Meta’s Tulsa groundbreaking this year illustrates what genuine community benefit commitment looks like in practice. The company committed $25 million in local infrastructure improvements, partnered with local colleges on workforce development, and committed to covering the full cost of the facility’s water and wastewater services so those costs would not transfer to local consumers. These commitments were not legally required. They were strategically chosen to demonstrate a different model of community engagement than the industry standard.
Why More Operators Are Not Following the Meta Model
The obvious question is why more data center developers are not voluntarily adopting the community benefit commitment approach that Meta demonstrated in Tulsa. The answer is competitive pressure. A developer that voluntarily commits $25 million in community benefits is spending $25 million that a competitor who makes no such commitment does not spend. In a market where site selection decisions are made primarily on cost and incentive terms, voluntary community benefit spending is a competitive disadvantage unless it is either mandated for all developers or rewarded through the incentive framework itself.
Several localities are beginning to structure their incentive frameworks to reward community benefit commitments. A jurisdiction that offers a larger tax incentive to developers who sign community benefit agreements effectively makes the community benefit a condition of accessing the full incentive value, without mandating it as a regulatory requirement. This approach aligns the financial incentives of developers with the community interests of host jurisdictions in ways that voluntary programs cannot achieve. It is also more politically sustainable than pure regulatory mandates, because it preserves developer flexibility while ensuring that the public investment in incentives generates measurable community returns. The arms race in data center incentives will not end through voluntary industry action. It will end through the gradual accumulation of policy reforms, community accountability requirements, and disclosure mandates that make the terms of the competition more transparent and the outcomes more defensible.
What Happens Next
The data center tax incentive arms race is entering a new phase. From roughly 2015 to 2023, jurisdictions expanded incentives as they competed for an industry they did not fully understand. Since around 2024, and accelerating in 2026, scrutiny has increased as the outcomes of that first phase become visible and the limitations of the original frameworks become impossible to ignore.
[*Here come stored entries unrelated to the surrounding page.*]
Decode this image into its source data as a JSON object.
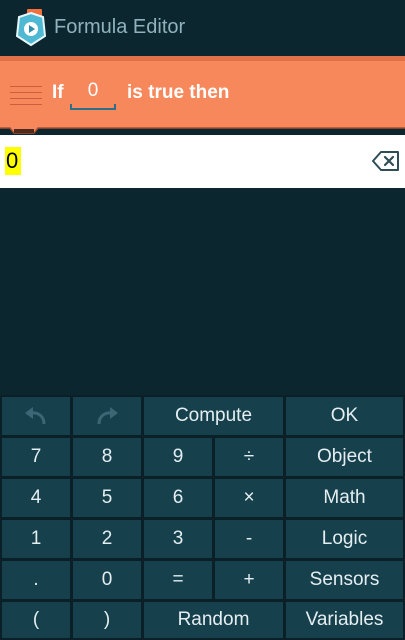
{
  "app": {
    "title": "Formula Editor",
    "icon": "pocket-code-logo-icon"
  },
  "brick": {
    "prefix": "If",
    "field_value": "0",
    "suffix": "is true then",
    "color": "#f7885c"
  },
  "formula": {
    "text": "0",
    "highlight_color": "#ffff00"
  },
  "keyboard": {
    "undo_icon": "undo-icon",
    "redo_icon": "redo-icon",
    "compute": "Compute",
    "ok": "OK",
    "k7": "7",
    "k8": "8",
    "k9": "9",
    "divide": "÷",
    "object": "Object",
    "k4": "4",
    "k5": "5",
    "k6": "6",
    "multiply": "×",
    "math": "Math",
    "k1": "1",
    "k2": "2",
    "k3": "3",
    "minus": "-",
    "logic": "Logic",
    "dot": ".",
    "k0": "0",
    "equals": "=",
    "plus": "+",
    "sensors": "Sensors",
    "open_paren": "(",
    "close_paren": ")",
    "random": "Random",
    "variables": "Variables"
  }
}
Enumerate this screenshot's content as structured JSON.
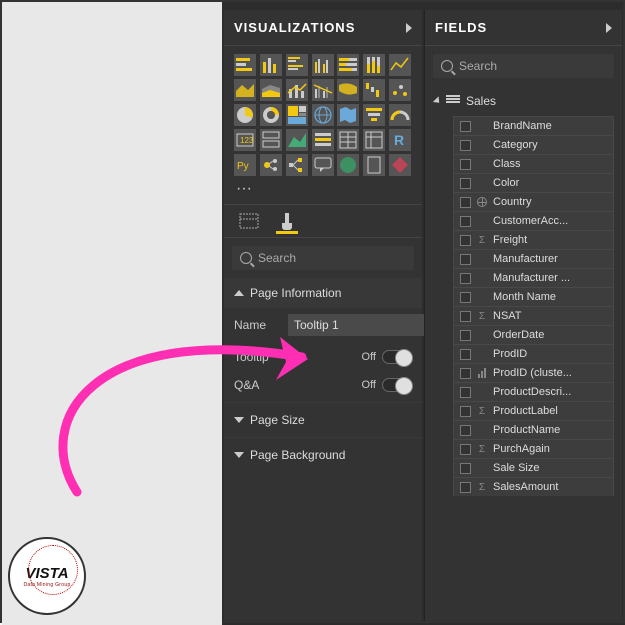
{
  "branding": {
    "name": "VISTA",
    "tagline": "Data Mining Group"
  },
  "visualizations": {
    "title": "VISUALIZATIONS",
    "search_placeholder": "Search",
    "section_page_info": "Page Information",
    "name_label": "Name",
    "name_value": "Tooltip 1",
    "tooltip_label": "Tooltip",
    "tooltip_state": "Off",
    "qa_label": "Q&A",
    "qa_state": "Off",
    "section_page_size": "Page Size",
    "section_page_background": "Page Background"
  },
  "fields": {
    "title": "FIELDS",
    "search_placeholder": "Search",
    "table": "Sales",
    "items": [
      {
        "label": "BrandName",
        "type": ""
      },
      {
        "label": "Category",
        "type": ""
      },
      {
        "label": "Class",
        "type": ""
      },
      {
        "label": "Color",
        "type": ""
      },
      {
        "label": "Country",
        "type": "geo"
      },
      {
        "label": "CustomerAcc...",
        "type": ""
      },
      {
        "label": "Freight",
        "type": "sum"
      },
      {
        "label": "Manufacturer",
        "type": ""
      },
      {
        "label": "Manufacturer ...",
        "type": ""
      },
      {
        "label": "Month Name",
        "type": ""
      },
      {
        "label": "NSAT",
        "type": "sum"
      },
      {
        "label": "OrderDate",
        "type": ""
      },
      {
        "label": "ProdID",
        "type": ""
      },
      {
        "label": "ProdID (cluste...",
        "type": "bin"
      },
      {
        "label": "ProductDescri...",
        "type": ""
      },
      {
        "label": "ProductLabel",
        "type": "sum"
      },
      {
        "label": "ProductName",
        "type": ""
      },
      {
        "label": "PurchAgain",
        "type": "sum"
      },
      {
        "label": "Sale Size",
        "type": ""
      },
      {
        "label": "SalesAmount",
        "type": "sum"
      }
    ]
  }
}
The third phase, which is beginning to take shape in legislative proposals, community organising campaigns, and policy research across multiple jurisdictions, will involve structural reform of the incentive frameworks themselves. That reform will not be uniform or rapid. Different jurisdictions will reform at different speeds and in different directions, reflecting their specific political environments and the particular experiences they have had with data center development. Some will impose strict requirements. Others will maintain generous incentive programs and compete aggressively for the investment that reformed jurisdictions turn away. The diversity of approaches will itself become a competitive factor as data center developers evaluate the total cost and complexity of operating in different regulatory environments.
As explored in our analysis of how AI is changing the economics of data center site selection, the site selection calculus for AI infrastructure is already incorporating regulatory risk as a material factor alongside power, water, and connectivity. The arms race for incentives will not disappear, but jurisdictions and communities are renegotiating its terms deal by deal.